From a row of light bulbs arranged like an army, a shining one stands in front of it. The others are not lit.

INNOVATIONEN FÖRDEN : JA, JUGEND FORSCHT: NEIN


Als ich noch als "reiner" Coder unterwegs war, mochte ich überhaupt nicht, wenn mein Drang dazu, jede neue durchs Dorf getriebene Sau einmal probezureiten, durch diese geizigen IT-Controller gestoppt wurden. Kam mir vor, als würde Daniel Düsentrieb von Dagobert Duck an die Zügel genommen.


Doch auch wie beim Bullenreiten im Western, kam es nicht selten vor, dass mich das Biest abgeworfen hat. Sprich: Die Technologie war noch nicht reif, oder ich nicht.

Auch heute noch bin ich skeptisch, wenn es darum geht, Innovation nicht durch grundlose Ablehnung von Ideen zu ersticken. 


Heute als leitender Softwarearchitekt würde ich jedoch ein klares ABER hinzufügen.
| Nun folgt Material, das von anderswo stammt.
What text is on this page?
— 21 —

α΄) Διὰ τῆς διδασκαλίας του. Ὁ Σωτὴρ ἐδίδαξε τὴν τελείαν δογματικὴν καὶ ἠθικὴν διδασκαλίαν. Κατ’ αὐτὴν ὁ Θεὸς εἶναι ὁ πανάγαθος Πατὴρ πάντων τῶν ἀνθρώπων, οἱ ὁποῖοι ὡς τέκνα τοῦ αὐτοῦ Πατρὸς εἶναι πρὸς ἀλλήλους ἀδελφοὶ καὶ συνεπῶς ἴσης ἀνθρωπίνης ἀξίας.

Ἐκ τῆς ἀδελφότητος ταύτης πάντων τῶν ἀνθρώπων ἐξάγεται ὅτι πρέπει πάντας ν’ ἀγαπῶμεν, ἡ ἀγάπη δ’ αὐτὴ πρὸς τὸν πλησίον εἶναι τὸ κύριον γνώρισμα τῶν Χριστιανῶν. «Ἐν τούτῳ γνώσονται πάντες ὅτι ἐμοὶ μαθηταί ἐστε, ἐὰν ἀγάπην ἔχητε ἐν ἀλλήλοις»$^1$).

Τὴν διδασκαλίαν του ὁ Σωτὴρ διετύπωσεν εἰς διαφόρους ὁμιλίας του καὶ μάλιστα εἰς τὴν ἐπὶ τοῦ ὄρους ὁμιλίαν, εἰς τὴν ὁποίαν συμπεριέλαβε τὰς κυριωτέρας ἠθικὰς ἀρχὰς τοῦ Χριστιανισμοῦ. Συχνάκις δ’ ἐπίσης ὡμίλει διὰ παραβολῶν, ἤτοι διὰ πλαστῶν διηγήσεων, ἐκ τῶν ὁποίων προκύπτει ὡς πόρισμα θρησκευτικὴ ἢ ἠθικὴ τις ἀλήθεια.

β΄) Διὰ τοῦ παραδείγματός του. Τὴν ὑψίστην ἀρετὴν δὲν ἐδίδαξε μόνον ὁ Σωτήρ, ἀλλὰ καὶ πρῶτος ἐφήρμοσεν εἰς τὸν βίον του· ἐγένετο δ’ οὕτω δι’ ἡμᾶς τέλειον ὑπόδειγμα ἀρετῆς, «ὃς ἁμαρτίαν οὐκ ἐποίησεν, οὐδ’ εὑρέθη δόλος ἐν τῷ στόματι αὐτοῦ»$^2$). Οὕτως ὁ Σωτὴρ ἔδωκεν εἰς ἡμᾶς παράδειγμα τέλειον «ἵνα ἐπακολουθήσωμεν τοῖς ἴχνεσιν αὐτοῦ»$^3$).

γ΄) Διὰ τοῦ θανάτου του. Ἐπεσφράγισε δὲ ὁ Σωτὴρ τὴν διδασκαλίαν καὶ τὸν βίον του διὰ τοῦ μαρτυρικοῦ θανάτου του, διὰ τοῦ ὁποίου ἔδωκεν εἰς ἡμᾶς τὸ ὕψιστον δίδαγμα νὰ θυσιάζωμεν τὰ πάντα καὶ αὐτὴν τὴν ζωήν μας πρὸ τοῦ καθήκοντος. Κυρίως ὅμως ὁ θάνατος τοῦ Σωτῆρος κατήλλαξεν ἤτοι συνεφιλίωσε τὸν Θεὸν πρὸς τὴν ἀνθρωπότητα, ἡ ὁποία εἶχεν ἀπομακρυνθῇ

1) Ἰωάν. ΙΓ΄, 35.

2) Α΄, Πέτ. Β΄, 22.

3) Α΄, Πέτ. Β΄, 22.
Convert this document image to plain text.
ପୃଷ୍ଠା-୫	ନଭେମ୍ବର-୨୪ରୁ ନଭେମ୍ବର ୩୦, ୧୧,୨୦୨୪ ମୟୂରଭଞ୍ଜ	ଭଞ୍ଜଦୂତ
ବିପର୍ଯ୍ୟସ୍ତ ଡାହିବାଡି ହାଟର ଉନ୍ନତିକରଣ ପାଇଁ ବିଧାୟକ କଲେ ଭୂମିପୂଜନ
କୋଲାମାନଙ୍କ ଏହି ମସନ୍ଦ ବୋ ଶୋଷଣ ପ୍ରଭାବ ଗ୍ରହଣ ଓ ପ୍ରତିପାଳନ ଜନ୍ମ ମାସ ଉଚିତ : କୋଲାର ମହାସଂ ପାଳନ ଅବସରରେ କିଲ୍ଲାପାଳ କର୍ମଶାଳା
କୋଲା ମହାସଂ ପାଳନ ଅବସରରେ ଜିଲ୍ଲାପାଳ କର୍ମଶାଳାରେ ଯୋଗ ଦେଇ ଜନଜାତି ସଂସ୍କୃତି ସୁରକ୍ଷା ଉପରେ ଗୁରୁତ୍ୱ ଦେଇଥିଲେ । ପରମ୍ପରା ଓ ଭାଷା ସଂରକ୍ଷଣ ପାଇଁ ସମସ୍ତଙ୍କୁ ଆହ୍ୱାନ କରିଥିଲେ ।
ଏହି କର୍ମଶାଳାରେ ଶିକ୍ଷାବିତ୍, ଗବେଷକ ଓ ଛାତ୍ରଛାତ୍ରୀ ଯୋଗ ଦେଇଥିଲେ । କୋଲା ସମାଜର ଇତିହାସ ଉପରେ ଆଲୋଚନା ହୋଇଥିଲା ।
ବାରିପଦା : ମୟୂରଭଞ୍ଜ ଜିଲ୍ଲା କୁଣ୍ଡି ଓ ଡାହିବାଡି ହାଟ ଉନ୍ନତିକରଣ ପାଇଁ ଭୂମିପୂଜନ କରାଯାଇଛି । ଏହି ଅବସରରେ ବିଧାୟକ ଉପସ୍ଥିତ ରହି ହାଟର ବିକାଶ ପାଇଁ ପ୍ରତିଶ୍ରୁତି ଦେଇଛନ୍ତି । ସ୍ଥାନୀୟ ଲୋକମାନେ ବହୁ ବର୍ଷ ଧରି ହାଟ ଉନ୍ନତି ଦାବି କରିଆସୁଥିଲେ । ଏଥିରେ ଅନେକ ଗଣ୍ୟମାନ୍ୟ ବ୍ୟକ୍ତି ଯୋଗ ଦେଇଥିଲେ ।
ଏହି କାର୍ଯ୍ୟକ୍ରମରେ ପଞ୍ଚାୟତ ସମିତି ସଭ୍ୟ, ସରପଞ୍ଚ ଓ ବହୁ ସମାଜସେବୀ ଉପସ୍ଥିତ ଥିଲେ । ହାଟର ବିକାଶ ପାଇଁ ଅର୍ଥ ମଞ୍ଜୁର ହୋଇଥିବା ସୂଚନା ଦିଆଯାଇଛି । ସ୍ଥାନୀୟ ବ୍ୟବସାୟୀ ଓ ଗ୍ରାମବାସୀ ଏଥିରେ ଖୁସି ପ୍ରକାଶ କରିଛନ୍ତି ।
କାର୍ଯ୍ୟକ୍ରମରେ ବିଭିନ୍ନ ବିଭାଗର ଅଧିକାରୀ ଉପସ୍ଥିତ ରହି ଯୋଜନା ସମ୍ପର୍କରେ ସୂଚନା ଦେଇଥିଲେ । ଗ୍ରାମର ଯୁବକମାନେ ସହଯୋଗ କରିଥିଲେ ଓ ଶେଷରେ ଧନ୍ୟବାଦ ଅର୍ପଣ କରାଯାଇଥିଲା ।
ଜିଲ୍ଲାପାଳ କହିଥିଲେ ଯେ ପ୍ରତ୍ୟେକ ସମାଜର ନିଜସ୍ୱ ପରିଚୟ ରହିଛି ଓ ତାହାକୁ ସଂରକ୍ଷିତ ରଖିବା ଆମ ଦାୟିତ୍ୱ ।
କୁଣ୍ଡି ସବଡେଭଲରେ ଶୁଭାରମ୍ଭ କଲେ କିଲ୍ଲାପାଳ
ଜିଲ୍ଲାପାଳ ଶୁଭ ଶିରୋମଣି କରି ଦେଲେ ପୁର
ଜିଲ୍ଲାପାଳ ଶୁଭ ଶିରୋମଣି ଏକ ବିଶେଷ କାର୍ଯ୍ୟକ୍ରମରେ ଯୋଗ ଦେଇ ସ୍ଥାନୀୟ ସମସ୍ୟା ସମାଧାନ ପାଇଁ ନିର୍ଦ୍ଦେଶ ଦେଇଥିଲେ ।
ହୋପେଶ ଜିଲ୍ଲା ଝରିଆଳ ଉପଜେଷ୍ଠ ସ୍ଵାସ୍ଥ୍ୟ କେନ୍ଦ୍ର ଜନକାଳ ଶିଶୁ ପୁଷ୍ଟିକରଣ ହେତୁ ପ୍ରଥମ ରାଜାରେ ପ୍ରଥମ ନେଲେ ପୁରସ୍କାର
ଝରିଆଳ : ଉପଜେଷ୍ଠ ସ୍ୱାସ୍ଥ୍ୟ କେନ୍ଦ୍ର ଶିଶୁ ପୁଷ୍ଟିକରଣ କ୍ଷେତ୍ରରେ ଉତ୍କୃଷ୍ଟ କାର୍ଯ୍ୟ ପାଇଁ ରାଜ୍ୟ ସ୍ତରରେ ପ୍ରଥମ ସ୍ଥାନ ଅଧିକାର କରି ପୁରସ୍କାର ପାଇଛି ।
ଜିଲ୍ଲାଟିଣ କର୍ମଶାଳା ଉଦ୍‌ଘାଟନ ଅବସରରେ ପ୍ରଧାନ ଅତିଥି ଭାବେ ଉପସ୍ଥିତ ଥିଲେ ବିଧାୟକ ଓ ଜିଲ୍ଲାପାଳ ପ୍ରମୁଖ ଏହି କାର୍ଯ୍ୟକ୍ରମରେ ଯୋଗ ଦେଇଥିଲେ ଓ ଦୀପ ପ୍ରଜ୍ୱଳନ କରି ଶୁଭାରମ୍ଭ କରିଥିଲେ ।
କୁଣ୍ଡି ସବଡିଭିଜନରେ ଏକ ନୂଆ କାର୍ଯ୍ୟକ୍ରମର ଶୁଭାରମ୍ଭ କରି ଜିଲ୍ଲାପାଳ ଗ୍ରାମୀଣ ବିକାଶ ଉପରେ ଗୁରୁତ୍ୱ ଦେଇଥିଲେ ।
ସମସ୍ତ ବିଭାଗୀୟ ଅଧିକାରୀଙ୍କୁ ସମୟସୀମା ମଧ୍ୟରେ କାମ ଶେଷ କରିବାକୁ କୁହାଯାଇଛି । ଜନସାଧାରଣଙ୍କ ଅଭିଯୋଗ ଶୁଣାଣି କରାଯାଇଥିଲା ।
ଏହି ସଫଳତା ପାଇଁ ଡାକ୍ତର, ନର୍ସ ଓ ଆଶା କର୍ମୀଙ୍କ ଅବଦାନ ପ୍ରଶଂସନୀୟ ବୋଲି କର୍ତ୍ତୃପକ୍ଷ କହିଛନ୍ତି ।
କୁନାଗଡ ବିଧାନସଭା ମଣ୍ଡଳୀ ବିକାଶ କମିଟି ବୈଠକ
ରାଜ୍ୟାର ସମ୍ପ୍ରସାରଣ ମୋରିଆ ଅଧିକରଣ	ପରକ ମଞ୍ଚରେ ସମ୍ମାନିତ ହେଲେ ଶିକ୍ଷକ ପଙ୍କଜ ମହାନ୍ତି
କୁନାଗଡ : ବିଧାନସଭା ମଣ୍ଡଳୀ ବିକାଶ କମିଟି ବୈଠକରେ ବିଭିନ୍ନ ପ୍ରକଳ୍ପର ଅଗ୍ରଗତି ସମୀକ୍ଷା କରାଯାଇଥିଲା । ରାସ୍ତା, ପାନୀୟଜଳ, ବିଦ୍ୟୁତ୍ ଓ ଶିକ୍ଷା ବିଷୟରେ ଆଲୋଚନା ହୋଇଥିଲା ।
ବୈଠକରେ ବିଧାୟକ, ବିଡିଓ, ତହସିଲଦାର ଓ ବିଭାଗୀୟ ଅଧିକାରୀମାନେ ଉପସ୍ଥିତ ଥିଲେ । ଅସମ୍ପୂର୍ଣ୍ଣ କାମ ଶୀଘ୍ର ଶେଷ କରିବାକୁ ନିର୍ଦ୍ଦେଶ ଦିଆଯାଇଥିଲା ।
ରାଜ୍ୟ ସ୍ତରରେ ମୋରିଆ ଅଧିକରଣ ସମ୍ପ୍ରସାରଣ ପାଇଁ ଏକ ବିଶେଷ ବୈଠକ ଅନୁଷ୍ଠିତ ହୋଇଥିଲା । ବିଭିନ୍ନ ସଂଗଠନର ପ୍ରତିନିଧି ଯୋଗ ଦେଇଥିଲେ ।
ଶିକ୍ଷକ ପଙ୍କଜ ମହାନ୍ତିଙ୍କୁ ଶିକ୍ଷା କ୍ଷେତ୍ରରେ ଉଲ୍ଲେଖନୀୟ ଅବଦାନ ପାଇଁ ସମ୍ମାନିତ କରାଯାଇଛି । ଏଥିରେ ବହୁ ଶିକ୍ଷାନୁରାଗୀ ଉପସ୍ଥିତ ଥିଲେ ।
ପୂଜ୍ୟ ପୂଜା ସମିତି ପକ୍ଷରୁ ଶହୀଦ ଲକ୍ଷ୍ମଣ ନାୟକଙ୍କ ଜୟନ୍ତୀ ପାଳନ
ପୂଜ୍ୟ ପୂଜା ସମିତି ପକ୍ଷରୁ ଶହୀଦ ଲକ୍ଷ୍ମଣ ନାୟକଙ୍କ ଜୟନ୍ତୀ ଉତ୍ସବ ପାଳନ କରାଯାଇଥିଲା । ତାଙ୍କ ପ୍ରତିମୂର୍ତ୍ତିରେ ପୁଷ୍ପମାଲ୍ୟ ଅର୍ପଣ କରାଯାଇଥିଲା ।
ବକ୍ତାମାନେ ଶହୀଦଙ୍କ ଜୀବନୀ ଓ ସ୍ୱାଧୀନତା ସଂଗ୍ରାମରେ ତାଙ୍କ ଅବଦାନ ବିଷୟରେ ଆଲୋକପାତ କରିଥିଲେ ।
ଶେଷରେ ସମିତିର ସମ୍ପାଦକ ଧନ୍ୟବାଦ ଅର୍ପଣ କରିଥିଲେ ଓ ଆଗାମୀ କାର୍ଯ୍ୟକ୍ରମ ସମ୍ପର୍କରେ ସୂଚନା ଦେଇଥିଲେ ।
Zwar bin ich noch immer dafür, dass es Gründe geben sollte für Innovationsausbremsungen. Genauso sollte es auch Gründe dafür geben, Innovationen auszutesten. Und die sollten nicht alleine aus dem Jugend-Forscht-Drang bestehen. 


Denn in den Projekten, in denen ich unterwegs bin, bezahlt nicht die Uni unsere Arbeit, sondern der Kunde. Und der will nicht immer Ado Goldkante, sondern schlichtweg eine funktionierende Gardine vorm Fenster. Und die soll auch dann funktionieren, wenn mal keine Sonne auf den neuen fancy IoT-Solar-AI-Button scheint.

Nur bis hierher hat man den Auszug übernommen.